When I first met him, he worked at an automobile manufacturing facility in human resources, behind a steel desk. Once a month or so, we’d pile in my car and drive to his favorite restaurant, where he always ordered the same thing. I knew he liked me when we arrived and as he emerged from the back seat noticed the gear-shift lever. “Mrs. J$@!(&!”, the name he called his co-worker who was the same age as his daughter, and a year younger than me. “Did you know she was driving a stick-shift car?”

Mrs. J$@!(&!” who had been riding in the front seat, chuckled. As he held the door to the restaurant for us, he said, “It was as smooth as an automatic transmission!”

At this lunch, less than a year after he retired, he was already waiting at the dimly lit, otherwise empty restaurant close to his home. The ashtray already held a couple of crushed-out Salems. He stood and kissed each of us on the cheek before handing us menus.

He looked at me somberly. “Mrs. J$@!&!” tells me you’re getting divorced.”

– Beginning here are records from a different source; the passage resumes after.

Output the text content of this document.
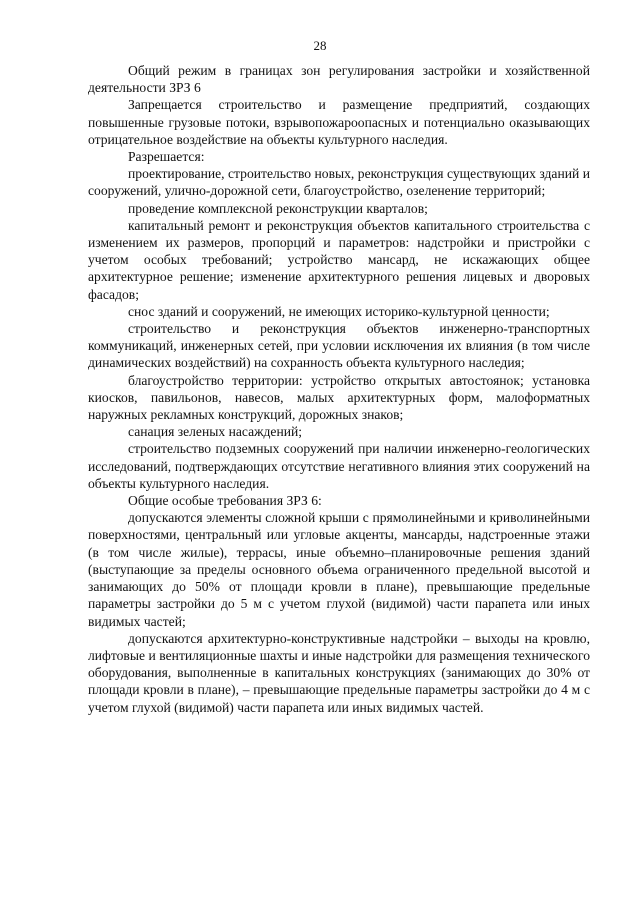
28

Общий режим в границах зон регулирования застройки и хозяйственной деятельности ЗРЗ 6

Запрещается строительство и размещение предприятий, создающих повышенные грузовые потоки, взрывопожароопасных и потенциально оказывающих отрицательное воздействие на объекты культурного наследия.

Разрешается:

проектирование, строительство новых, реконструкция существующих зданий и сооружений, улично-дорожной сети, благоустройство, озеленение территорий;

проведение комплексной реконструкции кварталов;

капитальный ремонт и реконструкция объектов капитального строительства с изменением их размеров, пропорций и параметров: надстройки и пристройки с учетом особых требований; устройство мансард, не искажающих общее архитектурное решение; изменение архитектурного решения лицевых и дворовых фасадов;

снос зданий и сооружений, не имеющих историко-культурной ценности;

строительство и реконструкция объектов инженерно-транспортных коммуникаций, инженерных сетей, при условии исключения их влияния (в том числе динамических воздействий) на сохранность объекта культурного наследия;

благоустройство территории: устройство открытых автостоянок; установка киосков, павильонов, навесов, малых архитектурных форм, малоформатных наружных рекламных конструкций, дорожных знаков;

санация зеленых насаждений;

строительство подземных сооружений при наличии инженерно-геологических исследований, подтверждающих отсутствие негативного влияния этих сооружений на объекты культурного наследия.

Общие особые требования ЗРЗ 6:

допускаются элементы сложной крыши с прямолинейными и криволинейными поверхностями, центральный или угловые акценты, мансарды, надстроенные этажи (в том числе жилые), террасы, иные объемно–планировочные решения зданий (выступающие за пределы основного объема ограниченного предельной высотой и занимающих до 50% от площади кровли в плане), превышающие предельные параметры застройки до 5 м с учетом глухой (видимой) части парапета или иных видимых частей;

допускаются архитектурно-конструктивные надстройки – выходы на кровлю, лифтовые и вентиляционные шахты и иные надстройки для размещения технического оборудования, выполненные в капитальных конструкциях (занимающих до 30% от площади кровли в плане), – превышающие предельные параметры застройки до 4 м с учетом глухой (видимой) части парапета или иных видимых частей.
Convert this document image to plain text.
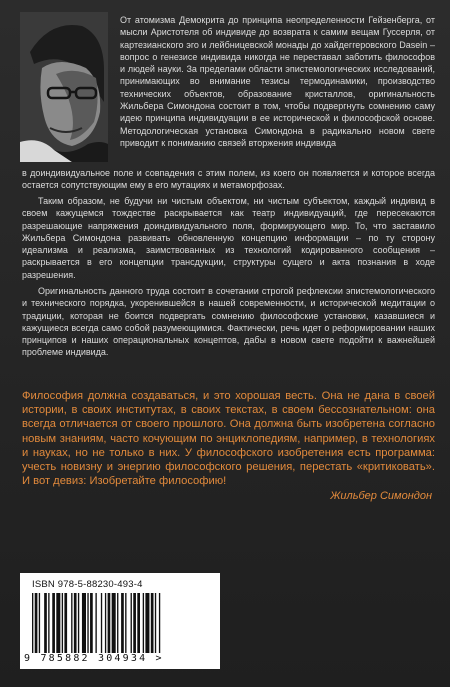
От атомизма Демокрита до принципа неопределенности Гейзенберга, от мысли Аристотеля об индивиде до возврата к самим вещам Гуссерля, от картезианского эго и лейбницевской монады до хайдеггеровского Dasein – вопрос о генезисе индивида никогда не переставал заботить философов и людей науки. За пределами области эпистемологических исследований, принимающих во внимание тезисы термодинамики, производство технических объектов, образование кристаллов, оригинальность Жильбера Симондона состоит в том, чтобы подвергнуть сомнению саму идею принципа индивидуации в ее исторической и философской основе. Методологическая установка Симондона в радикально новом свете приводит к пониманию связей вторжения индивида

в доиндивидуальное поле и совпадения с этим полем, из коего он появляется и которое всегда остается сопутствующим ему в его мутациях и метаморфозах.

Таким образом, не будучи ни чистым объектом, ни чистым субъектом, каждый индивид в своем кажущемся тождестве раскрывается как театр индивидуаций, где пересекаются разрешающие напряжения доиндивидуального поля, формирующего мир. То, что заставило Жильбера Симондона развивать обновленную концепцию информации – по ту сторону идеализма и реализма, заимствованных из технологий кодированного сообщения – раскрывается в его концепции трансдукции, структуры сущего и акта познания в ходе разрешения.

Оригинальность данного труда состоит в сочетании строгой рефлексии эпистемологического и технического порядка, укоренившейся в нашей современности, и исторической медитации о традиции, которая не боится подвергать сомнению философские установки, казавшиеся и кажущиеся всегда само собой разумеющимися. Фактически, речь идет о реформировании наших принципов и наших операциональных концептов, дабы в новом свете подойти к важнейшей проблеме индивида.

Философия должна создаваться, и это хорошая весть. Она не дана в своей истории, в своих институтах, в своих текстах, в своем бессознательном: она всегда отличается от своего прошлого. Она должна быть изобретена согласно новым знаниям, часто кочующим по энциклопедиям, например, в технологиях и науках, но не только в них. У философского изобретения есть программа: учесть новизну и энергию философского решения, перестать «критиковать». И вот девиз: Изобретайте философию!

Жильбер Симондон
ISBN 978-5-88230-493-4
9 785882 304934 >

I smiled. “Yeah, but it’s okay.”

Mrs. J$@!&!” put her hand on my forearm and smiled. “She’s fine.” Mrs. J$@!&!” had taken over his position when he retired, and had continued to send me work during a challenging time in my life.

“Good.” He lit another cigarette.

Our waitress arrived. I ordered a salad. I don’t remember what Mrs. J$@!&!” ordered, but he commented, as usual, “I don’t see how she can eat that much, but she always does. Mrs. J$@!&!” laughed. The waitress didn’t take his order. She already knew.

“You’ll get through this,” he said.  “Just don’t think.”